A jaki jest z kolei ten "Pan", można albo zobaczyć na tych zdjęciach:
albo usłyszeć, gdy mówi o kroczeniu drogą prawdy ku pojednaniu polsko -rosyjskiemu, poprzez oddawanie hołdu ofiarom Katynia, o "szczególnym prawie" Rodzin Katyńskich do OCZEKIWANIA pełnej rehabilitacji PRAWNEJ swoich bliskich lub o wspólnym, panaprezydenckim obojga Narodów, pomniku ofiar katastrofy smoleńskiej. Ani słowa o kłamstwie katyńskim, ani słowa o kłamstwie smoleńskim, ani słowa o materialnym zadośćuczynieniu… Jedyny konkretny zarzut skierowny w stronę morderców polskich żołnierzy, to taki, że zastrzelono ich bez sądu. Z tego wynika, że prezydent nie ma pretensji do swoich ruskich przyjaciół, że jeńców wojennych druga strona traktowała jak podludzi, starając się najpierw ich jak najmocniej upodlić, zadać jak najwięcej bólu, nie tylko fizycznego (choćby poprzez obcinanie pagonów na płaszczach żołnierzy polskich, gdy mieli je jeszcze na sobie), by na koniec zamordować strzałem w tył głowy – prezydent JEDYNIE ma żal, że to wszystko działo się bez sądu!
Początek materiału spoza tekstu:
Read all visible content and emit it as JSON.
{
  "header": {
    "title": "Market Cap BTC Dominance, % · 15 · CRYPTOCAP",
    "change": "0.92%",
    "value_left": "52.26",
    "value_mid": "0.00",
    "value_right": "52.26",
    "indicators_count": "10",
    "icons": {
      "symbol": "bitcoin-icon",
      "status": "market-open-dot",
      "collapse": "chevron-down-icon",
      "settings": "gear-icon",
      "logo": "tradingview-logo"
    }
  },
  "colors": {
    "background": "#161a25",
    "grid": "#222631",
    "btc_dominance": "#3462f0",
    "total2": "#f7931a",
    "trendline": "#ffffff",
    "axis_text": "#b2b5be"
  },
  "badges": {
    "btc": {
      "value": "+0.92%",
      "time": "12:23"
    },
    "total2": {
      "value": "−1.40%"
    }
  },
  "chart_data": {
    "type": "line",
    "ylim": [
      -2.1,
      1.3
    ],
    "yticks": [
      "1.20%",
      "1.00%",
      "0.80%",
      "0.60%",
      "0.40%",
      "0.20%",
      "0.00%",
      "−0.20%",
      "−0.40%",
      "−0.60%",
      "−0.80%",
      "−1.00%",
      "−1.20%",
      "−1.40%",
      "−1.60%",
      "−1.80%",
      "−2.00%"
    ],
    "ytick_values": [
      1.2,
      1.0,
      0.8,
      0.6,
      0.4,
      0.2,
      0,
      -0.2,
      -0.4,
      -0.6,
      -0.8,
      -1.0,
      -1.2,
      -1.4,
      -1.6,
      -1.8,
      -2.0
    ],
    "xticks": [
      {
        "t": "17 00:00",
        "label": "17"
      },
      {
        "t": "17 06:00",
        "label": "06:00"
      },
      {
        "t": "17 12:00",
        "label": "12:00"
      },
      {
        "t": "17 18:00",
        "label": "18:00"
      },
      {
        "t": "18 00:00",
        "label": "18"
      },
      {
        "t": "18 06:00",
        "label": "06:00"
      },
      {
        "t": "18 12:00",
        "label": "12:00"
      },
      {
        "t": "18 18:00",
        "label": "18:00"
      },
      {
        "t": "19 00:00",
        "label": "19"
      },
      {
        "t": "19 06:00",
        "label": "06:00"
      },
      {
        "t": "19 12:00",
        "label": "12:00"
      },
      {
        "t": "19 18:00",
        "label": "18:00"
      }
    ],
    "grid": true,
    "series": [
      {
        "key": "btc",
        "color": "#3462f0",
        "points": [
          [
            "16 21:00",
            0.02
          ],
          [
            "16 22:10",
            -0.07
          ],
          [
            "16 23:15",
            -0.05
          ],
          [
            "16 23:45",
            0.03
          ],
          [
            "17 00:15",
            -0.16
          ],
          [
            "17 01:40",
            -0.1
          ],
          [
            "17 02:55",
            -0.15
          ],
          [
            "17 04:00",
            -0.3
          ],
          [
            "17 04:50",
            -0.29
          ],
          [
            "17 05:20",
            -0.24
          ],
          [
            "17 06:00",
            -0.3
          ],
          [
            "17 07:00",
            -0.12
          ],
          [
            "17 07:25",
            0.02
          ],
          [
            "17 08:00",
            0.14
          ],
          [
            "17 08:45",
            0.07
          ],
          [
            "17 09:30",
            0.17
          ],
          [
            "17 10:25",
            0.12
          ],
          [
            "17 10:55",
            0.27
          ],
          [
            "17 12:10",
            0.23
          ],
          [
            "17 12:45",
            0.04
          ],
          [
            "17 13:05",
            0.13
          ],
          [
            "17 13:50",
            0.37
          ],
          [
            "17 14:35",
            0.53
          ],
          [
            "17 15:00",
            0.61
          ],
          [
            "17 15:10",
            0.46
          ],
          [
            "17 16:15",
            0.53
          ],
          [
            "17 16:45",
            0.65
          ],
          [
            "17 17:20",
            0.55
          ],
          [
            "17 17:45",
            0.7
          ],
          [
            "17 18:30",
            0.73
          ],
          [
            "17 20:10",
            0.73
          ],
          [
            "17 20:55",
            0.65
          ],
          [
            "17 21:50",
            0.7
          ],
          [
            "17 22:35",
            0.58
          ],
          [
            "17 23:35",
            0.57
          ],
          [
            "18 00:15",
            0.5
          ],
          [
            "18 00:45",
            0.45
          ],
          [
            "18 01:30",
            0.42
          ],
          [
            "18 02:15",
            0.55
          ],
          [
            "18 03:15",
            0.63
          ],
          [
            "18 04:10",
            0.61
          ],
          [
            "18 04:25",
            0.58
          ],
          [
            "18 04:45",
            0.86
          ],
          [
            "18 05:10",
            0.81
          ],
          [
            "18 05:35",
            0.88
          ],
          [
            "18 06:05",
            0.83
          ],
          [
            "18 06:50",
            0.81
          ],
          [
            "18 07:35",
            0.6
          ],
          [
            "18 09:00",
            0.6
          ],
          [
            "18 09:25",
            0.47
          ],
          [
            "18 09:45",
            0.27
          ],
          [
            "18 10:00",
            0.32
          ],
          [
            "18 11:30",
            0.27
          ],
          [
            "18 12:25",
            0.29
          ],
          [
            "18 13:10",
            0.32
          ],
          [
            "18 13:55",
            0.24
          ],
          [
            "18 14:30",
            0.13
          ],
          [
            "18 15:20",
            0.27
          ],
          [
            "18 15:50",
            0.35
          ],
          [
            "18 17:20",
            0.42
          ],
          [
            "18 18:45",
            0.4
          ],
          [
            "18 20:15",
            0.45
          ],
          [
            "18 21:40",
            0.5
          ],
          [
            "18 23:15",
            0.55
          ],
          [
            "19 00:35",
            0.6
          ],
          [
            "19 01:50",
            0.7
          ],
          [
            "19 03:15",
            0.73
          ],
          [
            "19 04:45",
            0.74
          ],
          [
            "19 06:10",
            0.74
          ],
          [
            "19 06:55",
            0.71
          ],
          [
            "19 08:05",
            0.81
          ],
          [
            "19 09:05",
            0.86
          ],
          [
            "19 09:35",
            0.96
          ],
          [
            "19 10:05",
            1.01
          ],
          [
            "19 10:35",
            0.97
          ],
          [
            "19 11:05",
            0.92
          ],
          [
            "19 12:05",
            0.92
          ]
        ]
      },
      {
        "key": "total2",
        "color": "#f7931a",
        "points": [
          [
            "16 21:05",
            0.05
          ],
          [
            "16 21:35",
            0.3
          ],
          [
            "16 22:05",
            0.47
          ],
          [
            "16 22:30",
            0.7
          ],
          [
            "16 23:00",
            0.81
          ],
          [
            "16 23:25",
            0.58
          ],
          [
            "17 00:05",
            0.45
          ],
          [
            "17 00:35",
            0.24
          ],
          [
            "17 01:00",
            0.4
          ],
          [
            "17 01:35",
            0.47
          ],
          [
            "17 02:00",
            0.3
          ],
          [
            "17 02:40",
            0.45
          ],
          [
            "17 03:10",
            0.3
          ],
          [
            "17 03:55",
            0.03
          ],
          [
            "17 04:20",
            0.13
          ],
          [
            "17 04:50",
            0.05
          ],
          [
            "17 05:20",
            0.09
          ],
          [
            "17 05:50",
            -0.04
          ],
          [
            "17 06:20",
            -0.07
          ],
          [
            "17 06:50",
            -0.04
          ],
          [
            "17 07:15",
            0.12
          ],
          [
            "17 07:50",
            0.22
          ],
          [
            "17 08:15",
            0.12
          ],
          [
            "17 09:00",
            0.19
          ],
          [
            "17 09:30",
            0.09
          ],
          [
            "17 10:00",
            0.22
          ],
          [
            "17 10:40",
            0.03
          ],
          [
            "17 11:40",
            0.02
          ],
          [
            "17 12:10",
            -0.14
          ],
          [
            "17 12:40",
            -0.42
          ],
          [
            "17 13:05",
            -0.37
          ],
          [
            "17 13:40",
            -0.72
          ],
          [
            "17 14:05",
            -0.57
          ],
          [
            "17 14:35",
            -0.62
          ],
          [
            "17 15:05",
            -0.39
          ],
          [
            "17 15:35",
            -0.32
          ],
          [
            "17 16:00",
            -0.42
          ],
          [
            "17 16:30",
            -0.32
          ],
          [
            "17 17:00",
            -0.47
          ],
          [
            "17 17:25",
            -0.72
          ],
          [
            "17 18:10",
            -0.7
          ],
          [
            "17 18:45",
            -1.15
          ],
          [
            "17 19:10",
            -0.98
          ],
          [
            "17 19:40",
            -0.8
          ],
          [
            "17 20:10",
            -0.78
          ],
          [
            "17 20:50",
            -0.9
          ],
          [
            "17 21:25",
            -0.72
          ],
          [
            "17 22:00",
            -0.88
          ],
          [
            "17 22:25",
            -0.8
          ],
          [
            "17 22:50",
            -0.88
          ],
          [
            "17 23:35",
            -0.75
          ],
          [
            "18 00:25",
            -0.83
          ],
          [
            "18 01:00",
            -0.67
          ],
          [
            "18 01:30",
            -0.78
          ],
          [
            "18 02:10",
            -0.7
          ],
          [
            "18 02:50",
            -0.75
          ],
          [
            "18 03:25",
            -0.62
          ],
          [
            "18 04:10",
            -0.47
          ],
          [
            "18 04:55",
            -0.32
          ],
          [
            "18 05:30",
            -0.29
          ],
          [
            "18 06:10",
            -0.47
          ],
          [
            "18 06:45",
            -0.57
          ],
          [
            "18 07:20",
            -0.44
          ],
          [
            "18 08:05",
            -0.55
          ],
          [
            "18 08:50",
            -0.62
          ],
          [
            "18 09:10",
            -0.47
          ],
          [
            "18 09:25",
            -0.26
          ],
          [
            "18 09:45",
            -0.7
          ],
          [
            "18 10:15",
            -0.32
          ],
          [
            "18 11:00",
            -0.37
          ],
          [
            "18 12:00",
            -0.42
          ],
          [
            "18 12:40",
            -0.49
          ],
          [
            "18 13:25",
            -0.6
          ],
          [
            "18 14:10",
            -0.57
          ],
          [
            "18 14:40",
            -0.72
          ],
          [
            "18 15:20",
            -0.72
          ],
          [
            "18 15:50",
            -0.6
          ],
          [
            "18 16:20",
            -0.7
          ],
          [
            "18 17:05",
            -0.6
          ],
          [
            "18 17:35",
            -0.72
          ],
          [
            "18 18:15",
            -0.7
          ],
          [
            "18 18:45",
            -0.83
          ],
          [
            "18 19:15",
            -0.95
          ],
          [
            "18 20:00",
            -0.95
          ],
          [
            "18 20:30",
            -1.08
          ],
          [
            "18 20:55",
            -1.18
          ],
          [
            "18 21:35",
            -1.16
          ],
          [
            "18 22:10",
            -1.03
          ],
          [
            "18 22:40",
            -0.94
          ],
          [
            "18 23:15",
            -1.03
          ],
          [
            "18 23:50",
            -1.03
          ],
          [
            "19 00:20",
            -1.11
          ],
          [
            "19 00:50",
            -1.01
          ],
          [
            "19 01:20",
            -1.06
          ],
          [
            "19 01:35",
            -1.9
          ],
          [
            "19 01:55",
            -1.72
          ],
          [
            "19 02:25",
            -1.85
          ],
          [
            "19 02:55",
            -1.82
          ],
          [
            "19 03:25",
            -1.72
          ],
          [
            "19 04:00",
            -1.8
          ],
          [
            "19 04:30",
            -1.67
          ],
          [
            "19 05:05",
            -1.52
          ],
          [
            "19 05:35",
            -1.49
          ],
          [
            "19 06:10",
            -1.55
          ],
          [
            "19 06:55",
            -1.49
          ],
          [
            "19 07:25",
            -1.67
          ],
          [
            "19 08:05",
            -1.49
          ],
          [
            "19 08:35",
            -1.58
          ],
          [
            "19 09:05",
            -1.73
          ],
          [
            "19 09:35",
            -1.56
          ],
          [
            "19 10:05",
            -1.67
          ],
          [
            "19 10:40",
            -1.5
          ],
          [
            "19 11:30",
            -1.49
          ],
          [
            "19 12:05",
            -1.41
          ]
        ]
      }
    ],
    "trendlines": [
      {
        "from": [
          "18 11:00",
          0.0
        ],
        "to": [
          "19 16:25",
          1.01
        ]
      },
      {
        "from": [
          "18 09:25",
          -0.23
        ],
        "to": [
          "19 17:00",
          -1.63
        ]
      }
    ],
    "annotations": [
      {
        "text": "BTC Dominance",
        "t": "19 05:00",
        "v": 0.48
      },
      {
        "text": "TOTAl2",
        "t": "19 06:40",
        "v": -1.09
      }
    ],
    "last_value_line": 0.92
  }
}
Według prezydenta, ten problem można załatwić w "boleśnie prosty sposób": poprzez pochylenie głowy prezydenta kraju odpowiedzialnego za to wszystko, poprzez obietnice, że może kiedyś upublicznione zostaną dokumenty, no a jak się postawi jakiś pomnik, to ręce już będą całkowicie czyste …
W tym kontekście, już zupełnie nie dziwi, że spotkanie z rodzinami zgromadzonymi na cmentarzu katyńskim prezydent uznał za zbędne a jedynie poczynił stosowne ustalenia z córką "Igora", b. tajnego współpracownika SB
która jest promowana przy każdej okazji, choćby podczas grudniowej kolacji obu prezydentów, gdy jako jedyna dostąpiła zaszczytu zbliżenia do prezydentów
lub jako główna bohaterka w filmie Ewy Ewart "W milczeniu"
krocząca dzielnie ostatnio zawsze na czele każdej delegacji smoleńsko/katyńskiej a jeśli nie ona, to przemawia jej stryj, strofujący nad grobami pomordowanych w Katyniu tych, którzy podnoszą głos w swoim wołaniu o prawdę …
Te pragnienia przypodobania się ruskim przyjaciołom, potwierdził też dzisiaj, oddelegowany przez premiera, przyboczny prezydenta, który w charakterystyczny dla siebie sposób, dość pokrętnie tłumaczył, dlaczego nie można uznać zbrodni katyńskiej za ludobójstwo i wmawiał, że rodzinom katyńskim nie zależy na NAZEWNICTWIE a chodzi im głównie o rehabilitację prawną. (Czyżby za zdanie rodzin katyńskich uznawał jedynie zdanie córki "Igora"?) Czyli i dla niego – tak jak dla jego Pana – problem leży tylko w nazewnictwie a nie w faktach …
Jak widać: Prawda jest arcyboleśnie prosta!
Nie musisz komentować. Wystarczy, że przeczytasz ... i za to Ci również dziękuję.